Les mœurs varient selon les époques et les peuples. Selon Anatole France : « Les mœurs présentes, on les appellera barbares quand elles seront des mœurs passées ».
Les habitudes des français ont formidablement changé en matière de couples. Ces changements sont aussi la conséquence des contraintes légales. Le despotisme judiciaire a l’arrogance  de l’élite, il n’a que faire de la sociologie. Il fantasme l’intimité conjugale pour imposer son pouvoir.
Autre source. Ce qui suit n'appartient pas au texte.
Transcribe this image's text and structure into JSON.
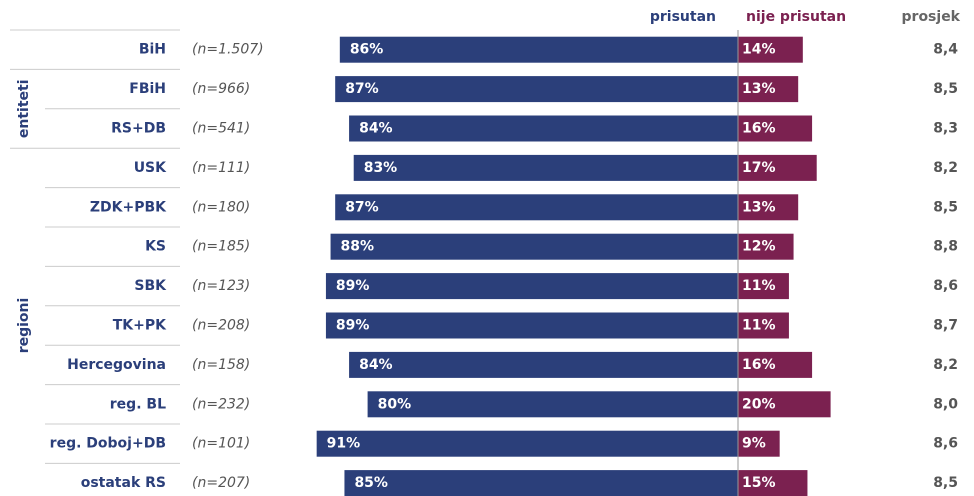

Les envies du couple (vivre ensemble, faire des enfants, s’enrichir, se séparer…) sont sous la gouvernance étatique.  « Les peuples jugent assez répugnantes les admonestations morales venues des autres »  déclare Chantal Delsol de l’Institut. L’aboulie, que combat notre jeune Président, est aussi dans la dictature féminisée du divorce judiciaire.

Oui, indiscutablement « l’Europe se perd en étouffant les peuples » ; Oui, la Justice française se fourvoie en mettant le nez dans l’essentiel de la vie des citoyens, en les empêchant de s’émanciper.

Les juges du divorce, majoritairement femmes, sont héréditairement traumatisées par un patriarcat désuet. Patriarcat qui les confronte quotidiennement à une identité culturelle qui n’est pas celle de notre société évoluée.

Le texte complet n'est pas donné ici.